Tracking the pathogenicity of the yeast Candida albicans
Tracking the pathogenicity of the yeast Candida albicans (April 2000) Candida albicans is the most frequent fungal pathogen for humans. Scientists of the newly established research group "Automated Protein Screening Systems" at the Fraunhofer Institute for Interfacial Engineering and Biotechnology IGB in Stuttgart have identified proteins, which are involved in the mechanisms responsible for pathogenicity of Candida and thus may represent specific targets for novel antimycotic drugs.
In 1999 two research groups have been established at the Fraunhofer IGB which are founded by the German Ministery for Research and Education and the State of Baden-Württemberg. One group focuses on the development of automated protein screening systems, the other one works on biomimetic interfaces for applications in biotechnology. The researchers now present their first results: In the yeast Candida albicans, they have identified proteins which are involved in the mechanisms responsible for the yeast's pathogeniticity.
Candida albicans is the most frequent fungal pathogen for humans. Healthy individuals in general are not affected by Candida species. Usually only superficial infections of mucous membranes do occur. This is in general more an inconvenience than it is life threatening. However, for immunocompromized patients, especially after cancer treatment with chemotherapy, organ transplants or for AIDS patients there is a high risk to suffer from invasive, life threatening candidiasis. Until now there are only few treatments for invasive candidiasis, that also can give rise to severe side effects. Scientists of the newly established research group “Automated Protein Screening Systems“ at the Fraunhofer Institute for Interfacial Engineering and Biotechnology (IGB) in Stuttgart, Germany, now have identified proteins, which are involved in the mechanisms responsible for pathogenicity of Candida and thus may represent specific targets for novel antimycotic drugs.
The scientists carry out their investigations with both pathogenic and non-pathogenic Candida that have lost their virulence due to specific mutations. “We cultivate both variants under identical conditions and then compare the proteomes – the entity of all expressed proteins – of the virulent wildtype and the harmless mutant variant“, group leader Dr. Steffen Rupp explains. For this, the scientists optimized the two-dimensional gel electrophoresis, a method to analyze proteins according to charge and size much more efficiently than conventional methods. Among the 3,000 proteins the scienticst could detect from the Candida cells, they found until now about 20 which were present or absent only in the wildtype. Five of these proteins have already been isolated and characterized. These proteins do not exist in the related, non-pathogenic baker´s yeast Saccharomyces cerevisiae, indicating that they could be related to pathogenicity. A patent is pending.

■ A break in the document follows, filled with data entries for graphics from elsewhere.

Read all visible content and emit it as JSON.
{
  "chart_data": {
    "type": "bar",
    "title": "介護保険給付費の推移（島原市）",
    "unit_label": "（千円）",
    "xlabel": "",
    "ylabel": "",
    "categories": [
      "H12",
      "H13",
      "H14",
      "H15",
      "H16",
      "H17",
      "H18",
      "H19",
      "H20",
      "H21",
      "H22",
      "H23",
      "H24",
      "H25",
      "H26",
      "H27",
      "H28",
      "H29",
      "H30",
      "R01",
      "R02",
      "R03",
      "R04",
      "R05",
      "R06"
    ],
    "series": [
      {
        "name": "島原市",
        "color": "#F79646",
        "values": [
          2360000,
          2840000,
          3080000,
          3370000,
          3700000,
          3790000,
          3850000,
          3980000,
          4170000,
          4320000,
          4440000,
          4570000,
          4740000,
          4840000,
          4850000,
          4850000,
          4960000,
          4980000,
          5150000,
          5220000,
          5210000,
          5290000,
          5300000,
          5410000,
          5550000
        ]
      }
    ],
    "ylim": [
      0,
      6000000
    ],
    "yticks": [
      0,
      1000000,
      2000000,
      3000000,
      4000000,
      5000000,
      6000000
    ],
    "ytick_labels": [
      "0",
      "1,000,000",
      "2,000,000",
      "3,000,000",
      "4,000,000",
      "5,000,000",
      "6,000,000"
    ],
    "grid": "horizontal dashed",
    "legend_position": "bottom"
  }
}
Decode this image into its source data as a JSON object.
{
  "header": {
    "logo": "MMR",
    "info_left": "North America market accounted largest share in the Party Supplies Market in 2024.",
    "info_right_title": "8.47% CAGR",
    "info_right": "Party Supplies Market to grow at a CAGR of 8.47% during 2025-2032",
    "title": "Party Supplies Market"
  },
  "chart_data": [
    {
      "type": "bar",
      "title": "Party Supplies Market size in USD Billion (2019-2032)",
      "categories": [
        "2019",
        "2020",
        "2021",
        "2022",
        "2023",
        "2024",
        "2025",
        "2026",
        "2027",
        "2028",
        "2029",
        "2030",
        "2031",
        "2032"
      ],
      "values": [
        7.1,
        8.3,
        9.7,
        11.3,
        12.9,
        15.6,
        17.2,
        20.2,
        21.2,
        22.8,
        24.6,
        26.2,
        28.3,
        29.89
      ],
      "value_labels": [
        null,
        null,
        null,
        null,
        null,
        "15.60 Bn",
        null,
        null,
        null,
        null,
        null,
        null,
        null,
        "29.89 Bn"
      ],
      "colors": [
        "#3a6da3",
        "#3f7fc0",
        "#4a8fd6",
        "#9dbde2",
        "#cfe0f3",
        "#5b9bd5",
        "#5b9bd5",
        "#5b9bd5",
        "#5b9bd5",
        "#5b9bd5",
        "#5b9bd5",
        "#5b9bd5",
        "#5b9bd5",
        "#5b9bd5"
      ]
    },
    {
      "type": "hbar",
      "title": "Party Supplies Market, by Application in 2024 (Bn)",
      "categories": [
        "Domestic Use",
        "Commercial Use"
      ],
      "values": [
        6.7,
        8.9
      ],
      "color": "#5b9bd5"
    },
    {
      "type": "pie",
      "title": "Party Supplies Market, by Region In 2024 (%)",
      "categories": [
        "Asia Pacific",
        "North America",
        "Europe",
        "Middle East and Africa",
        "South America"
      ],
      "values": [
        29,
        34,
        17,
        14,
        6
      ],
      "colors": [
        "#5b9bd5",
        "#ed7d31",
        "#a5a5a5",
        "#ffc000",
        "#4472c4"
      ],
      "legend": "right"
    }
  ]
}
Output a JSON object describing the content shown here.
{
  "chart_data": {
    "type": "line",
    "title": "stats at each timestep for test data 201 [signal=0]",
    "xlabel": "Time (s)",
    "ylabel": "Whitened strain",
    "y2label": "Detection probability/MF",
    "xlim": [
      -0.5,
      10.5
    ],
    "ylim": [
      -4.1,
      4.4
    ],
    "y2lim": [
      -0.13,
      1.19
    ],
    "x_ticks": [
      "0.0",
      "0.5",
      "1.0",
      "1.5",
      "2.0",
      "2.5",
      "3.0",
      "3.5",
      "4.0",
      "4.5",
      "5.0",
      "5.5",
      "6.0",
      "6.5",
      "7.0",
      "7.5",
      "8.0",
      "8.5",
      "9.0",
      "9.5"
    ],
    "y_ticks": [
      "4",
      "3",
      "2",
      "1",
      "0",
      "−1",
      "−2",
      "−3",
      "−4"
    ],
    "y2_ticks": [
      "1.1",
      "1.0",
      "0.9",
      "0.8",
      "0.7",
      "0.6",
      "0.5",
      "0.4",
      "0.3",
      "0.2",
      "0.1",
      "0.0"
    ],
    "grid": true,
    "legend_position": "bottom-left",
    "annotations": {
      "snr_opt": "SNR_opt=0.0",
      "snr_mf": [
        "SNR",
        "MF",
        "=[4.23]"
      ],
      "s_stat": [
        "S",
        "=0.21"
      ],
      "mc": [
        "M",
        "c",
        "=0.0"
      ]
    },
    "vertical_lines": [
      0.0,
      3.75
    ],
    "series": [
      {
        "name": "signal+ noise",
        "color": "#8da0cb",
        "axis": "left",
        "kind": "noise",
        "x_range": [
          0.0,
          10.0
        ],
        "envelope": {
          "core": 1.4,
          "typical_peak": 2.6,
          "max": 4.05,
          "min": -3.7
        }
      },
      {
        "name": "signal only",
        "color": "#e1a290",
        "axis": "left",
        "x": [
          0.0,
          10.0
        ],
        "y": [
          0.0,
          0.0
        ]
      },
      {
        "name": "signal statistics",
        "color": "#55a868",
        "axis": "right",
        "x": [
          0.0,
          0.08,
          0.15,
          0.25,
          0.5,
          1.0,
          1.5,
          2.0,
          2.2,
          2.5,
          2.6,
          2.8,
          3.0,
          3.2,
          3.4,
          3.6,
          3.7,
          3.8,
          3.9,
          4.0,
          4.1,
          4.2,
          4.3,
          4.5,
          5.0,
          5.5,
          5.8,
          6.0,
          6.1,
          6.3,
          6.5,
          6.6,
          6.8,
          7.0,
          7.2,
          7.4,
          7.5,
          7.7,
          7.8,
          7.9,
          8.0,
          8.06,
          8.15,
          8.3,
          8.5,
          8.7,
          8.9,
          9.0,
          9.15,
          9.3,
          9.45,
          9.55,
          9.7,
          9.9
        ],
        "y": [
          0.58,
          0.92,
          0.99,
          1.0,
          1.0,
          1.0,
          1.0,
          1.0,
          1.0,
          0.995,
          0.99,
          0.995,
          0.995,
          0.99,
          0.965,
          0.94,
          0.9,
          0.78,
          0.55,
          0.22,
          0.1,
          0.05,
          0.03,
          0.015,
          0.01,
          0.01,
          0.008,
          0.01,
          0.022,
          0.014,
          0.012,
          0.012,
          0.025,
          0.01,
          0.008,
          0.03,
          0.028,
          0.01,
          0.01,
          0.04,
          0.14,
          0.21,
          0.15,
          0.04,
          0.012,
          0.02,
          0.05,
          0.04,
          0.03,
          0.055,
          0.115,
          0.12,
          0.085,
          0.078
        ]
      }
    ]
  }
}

In a second approach DNA microchip technology is applied to detect additional proteins that are important for the pathogenicity of Candida albicans. The genome of Candida albicans will be available for the public shortly, making a genome wide DNA microarray possible.
A second focus is concerned with the optimization of the two-hybrid system. This method allows the investigation of protein-protein interactions and thus is equally suited for drug screening. Dr. Franz-Josef Johannes detected a novel protein kinase termed PKCµ. The enzyme plays a key role in several intracellular signaling pathways. “As PKCµ is involved in the complex Tumor Necrosis Factor (TNF) intracellular signaling leading to programmed cell death (apoptosis), PKCµ leads to antiapoptotic effects pointing to a potential role for an important drug target“ says Johannes. Futhermore, PKCµ seems to be involved in other cellular functions such as the generation of immune response and inflammatory processes.
Optimizing of both methods for roboter-armed automated procedures together with micro-application will allow an effective high-throughput-screening. Both systems can easily be applied to other pharmaceutically relevant substances.